The UN Sustainable Development Solutions Network, set to be launched on Sept. 22, will "bring scientific and technical networks around the world into the post-2015 problem-solving on sustainable development," Jeffrey Sachs, director of the network and also a special advisor to UN Secretary-general Ban Ki-moon, told Xinhua in a recent telephone interview.

The network will target the "triple bottom line," focusing on " economic development, social inclusion and environmental sustainability," said Sachs, who is an American economist and director of the Earth Institute at Columbia University.

The goals of the network, composed of public and private entities like universities, scientific research organizations, businesses and technology centers, are to inform high-level working groups on technical issues, to support local and national sustainability initiatives, and to bring attention to new technologies that may play a key role in the future of sustainable development.

Sachs voiced his hope that the network will play a role that traditional UN governing bodies cannot play.

"Most of the current UN processes are intergovernmental," he noted. "They're not technical, they're not practical for problem solving."

The current UN Millennium Development Goals (MDGs) that target key issues like water, sanitation and education will expire in 2015. As agreed at the recent Rio+20 conference held in Brazil in June, a list of Sustainable Development Goals (SDGs) will be decided by 2015 to build on the MDGs.

The MDGs -- a set of eight anti-poverty targets to be reached by its deadline of 2015 -- and the post-2015 global development initiatives are expected to be one of the issues top on the agenda of this year's General Debate of the UN General Assembly, which is scheduled to open next Tuesday.

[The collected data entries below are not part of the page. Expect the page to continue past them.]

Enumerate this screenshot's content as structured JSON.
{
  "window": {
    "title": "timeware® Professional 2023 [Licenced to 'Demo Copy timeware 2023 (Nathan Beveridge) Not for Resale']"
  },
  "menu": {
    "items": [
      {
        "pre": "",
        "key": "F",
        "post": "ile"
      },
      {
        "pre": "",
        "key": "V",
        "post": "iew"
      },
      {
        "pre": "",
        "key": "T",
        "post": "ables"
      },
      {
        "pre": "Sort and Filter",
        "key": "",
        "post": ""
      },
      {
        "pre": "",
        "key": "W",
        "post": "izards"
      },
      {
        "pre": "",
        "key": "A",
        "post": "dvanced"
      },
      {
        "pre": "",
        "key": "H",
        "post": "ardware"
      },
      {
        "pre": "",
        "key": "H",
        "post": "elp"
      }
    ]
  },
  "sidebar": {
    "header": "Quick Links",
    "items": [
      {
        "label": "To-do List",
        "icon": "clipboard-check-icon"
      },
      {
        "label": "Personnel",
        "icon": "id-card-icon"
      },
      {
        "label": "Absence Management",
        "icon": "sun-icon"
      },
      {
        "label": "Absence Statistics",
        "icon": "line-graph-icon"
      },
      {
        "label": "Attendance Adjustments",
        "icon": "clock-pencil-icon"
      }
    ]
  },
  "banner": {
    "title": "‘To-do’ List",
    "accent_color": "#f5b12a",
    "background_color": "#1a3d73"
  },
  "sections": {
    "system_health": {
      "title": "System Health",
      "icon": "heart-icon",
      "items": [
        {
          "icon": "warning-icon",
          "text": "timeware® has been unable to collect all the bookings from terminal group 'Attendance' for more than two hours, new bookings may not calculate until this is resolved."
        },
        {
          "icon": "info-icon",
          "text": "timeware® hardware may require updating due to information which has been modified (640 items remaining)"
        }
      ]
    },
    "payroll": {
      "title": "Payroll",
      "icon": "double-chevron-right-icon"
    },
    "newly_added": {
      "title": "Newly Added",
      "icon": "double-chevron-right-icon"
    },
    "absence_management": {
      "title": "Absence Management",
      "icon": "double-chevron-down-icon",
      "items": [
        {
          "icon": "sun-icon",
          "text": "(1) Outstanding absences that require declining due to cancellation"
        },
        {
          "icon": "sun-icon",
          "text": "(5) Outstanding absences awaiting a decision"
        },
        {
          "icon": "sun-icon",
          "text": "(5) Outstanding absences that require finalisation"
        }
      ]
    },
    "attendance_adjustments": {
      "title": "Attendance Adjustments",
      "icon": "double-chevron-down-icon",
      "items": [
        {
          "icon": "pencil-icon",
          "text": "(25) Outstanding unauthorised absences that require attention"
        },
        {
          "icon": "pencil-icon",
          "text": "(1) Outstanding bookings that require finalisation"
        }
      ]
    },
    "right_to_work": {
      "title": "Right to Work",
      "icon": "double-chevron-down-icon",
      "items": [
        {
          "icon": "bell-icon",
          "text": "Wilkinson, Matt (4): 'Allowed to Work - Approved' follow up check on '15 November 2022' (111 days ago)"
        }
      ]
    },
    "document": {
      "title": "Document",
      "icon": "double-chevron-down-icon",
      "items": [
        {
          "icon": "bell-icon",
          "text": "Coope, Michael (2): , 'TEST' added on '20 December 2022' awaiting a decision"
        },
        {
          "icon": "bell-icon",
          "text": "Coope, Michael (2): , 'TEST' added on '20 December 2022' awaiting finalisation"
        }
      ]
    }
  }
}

The MDGs have been effective because they are easy to understand, for everyone from children in grade school to development experts, said Sachs. "That kind of broad mobilization is what gives them success," he added.

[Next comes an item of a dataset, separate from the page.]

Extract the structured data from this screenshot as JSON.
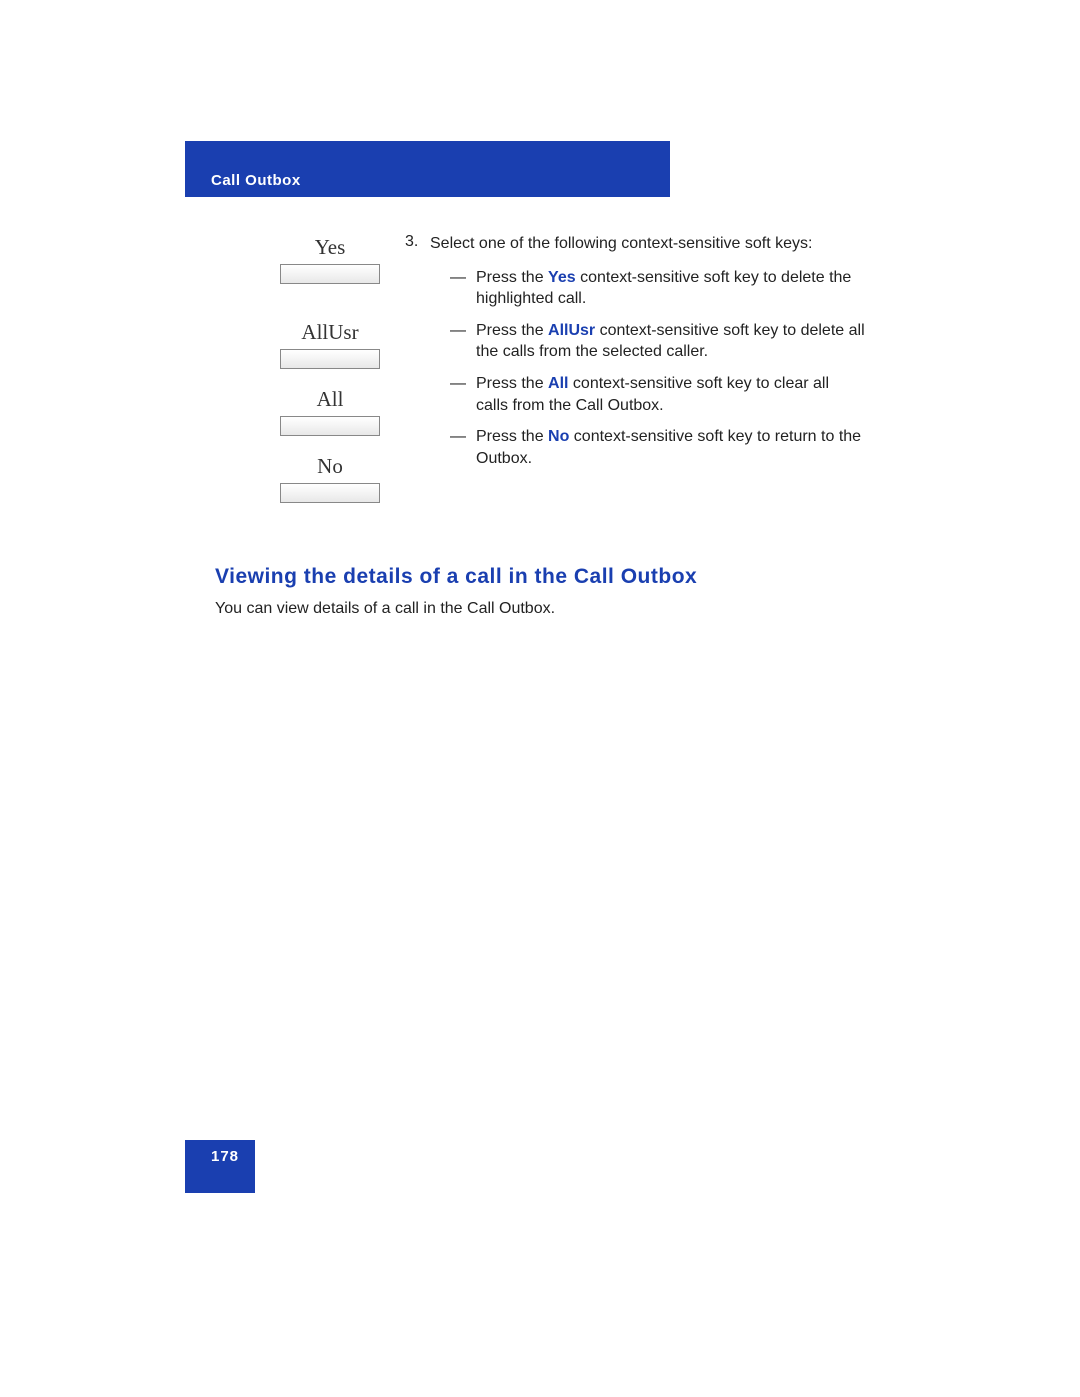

Looking forward, the UN advisor said: "We need to do the same on sustainable development, which is an even more complicated agenda."

Sachs called for "short, specific, understandable and inspirational goals for the world to take on."

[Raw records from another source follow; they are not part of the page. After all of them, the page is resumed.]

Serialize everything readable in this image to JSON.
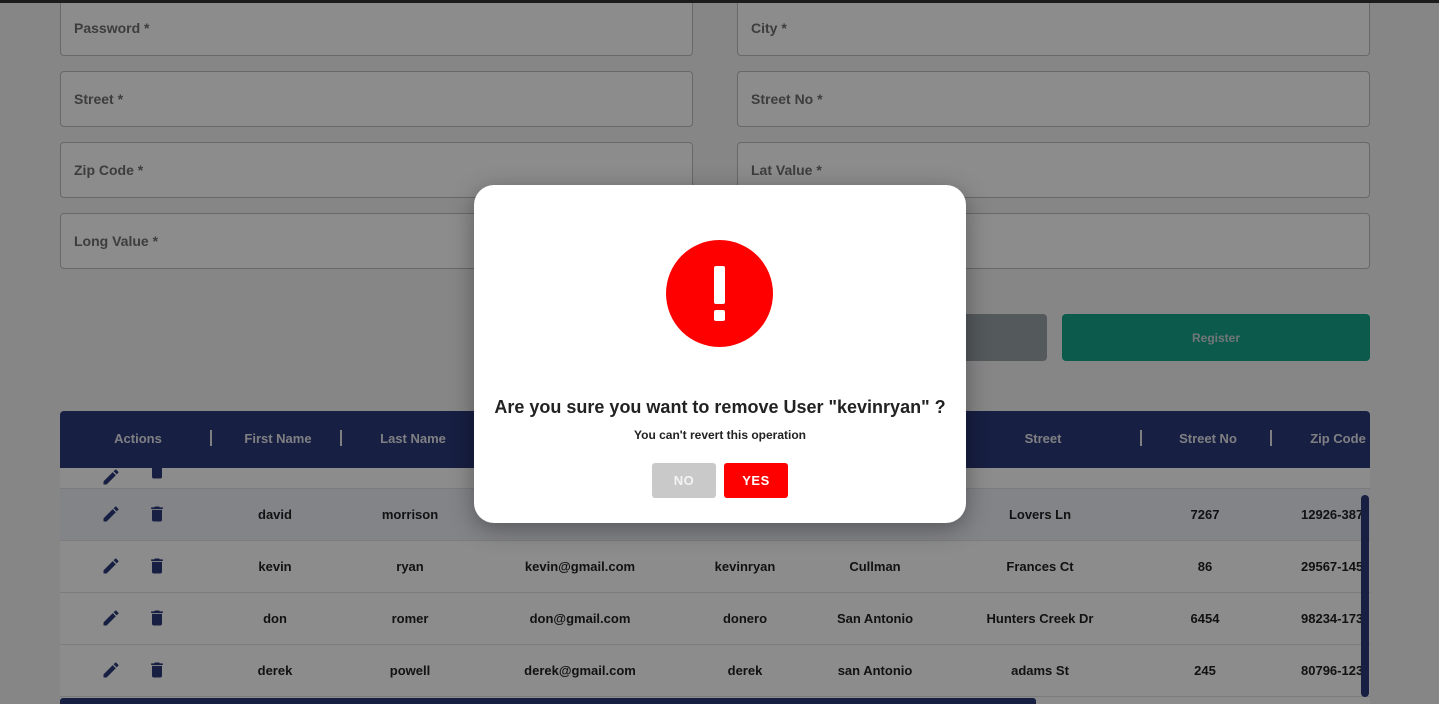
{
  "form": {
    "fields": [
      {
        "label": "Password *"
      },
      {
        "label": "City *"
      },
      {
        "label": "Street *"
      },
      {
        "label": "Street No *"
      },
      {
        "label": "Zip Code *"
      },
      {
        "label": "Lat Value *"
      },
      {
        "label": "Long Value *"
      }
    ],
    "register_label": "Register"
  },
  "table": {
    "columns": [
      "Actions",
      "First Name",
      "Last Name",
      "Street",
      "Street No",
      "Zip Code"
    ],
    "rows": [
      {
        "first": "david",
        "last": "morrison",
        "email": "",
        "username": "",
        "city": "",
        "street": "Lovers Ln",
        "street_no": "7267",
        "zip": "12926-387"
      },
      {
        "first": "kevin",
        "last": "ryan",
        "email": "kevin@gmail.com",
        "username": "kevinryan",
        "city": "Cullman",
        "street": "Frances Ct",
        "street_no": "86",
        "zip": "29567-145"
      },
      {
        "first": "don",
        "last": "romer",
        "email": "don@gmail.com",
        "username": "donero",
        "city": "San Antonio",
        "street": "Hunters Creek Dr",
        "street_no": "6454",
        "zip": "98234-173"
      },
      {
        "first": "derek",
        "last": "powell",
        "email": "derek@gmail.com",
        "username": "derek",
        "city": "san Antonio",
        "street": "adams St",
        "street_no": "245",
        "zip": "80796-123"
      }
    ]
  },
  "modal": {
    "title": "Are you sure you want to remove User \"kevinryan\" ?",
    "subtitle": "You can't revert this operation",
    "no_label": "NO",
    "yes_label": "YES"
  },
  "colors": {
    "header_bg": "#2a3a78",
    "register": "#17a589",
    "danger": "#ff0000",
    "no_button": "#c9c9c9"
  }
}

The UN chief has appointed a high-level panel to advise on developing a framework for a post-2015 development agenda, as well as an intergovernmental working group to create the SDGs. Both will begin their meetings on the sidelines of the new session of the UN General Assembly.

Ban said in July in a briefing to the General Assembly that the SDGs and the post-2015 development agenda must align so as to " enable member states to define a single global development framework with sustainable development at its core."

But with so many players involved, the question at hand is exactly how these goals will be decided.

"Whether the world can actually set a framework and agree on something is the biggest single challenge right now," said Sachs.

Many obstacles impede cooperation on this issue. "There are a lot of interests, the level of trust in the international system is rather low right now, unfortunately. There are also money issues involved in all of this," Sachs noted.

But he stressed that an effective list of global goals can create incentives, provide clarity of the issues and inspire young people.

"There's an enormous benefit for the world in reaching an agreement," said Sachs.

The secretary-general is expected to present his recommendations on the SDGs and the post-2015 agenda to the UN General Assembly in 2013, UN officials said here.

Sachs plans to have a leadership council, by-laws and working group chairs in place within his global solutions network by the end of this year. The membership phase will begin next year, in time to be a strong network of support for a new post-2015 agenda.

"The question is how far can we get by 2013 in new understandings, new agreements, new frameworks," he said.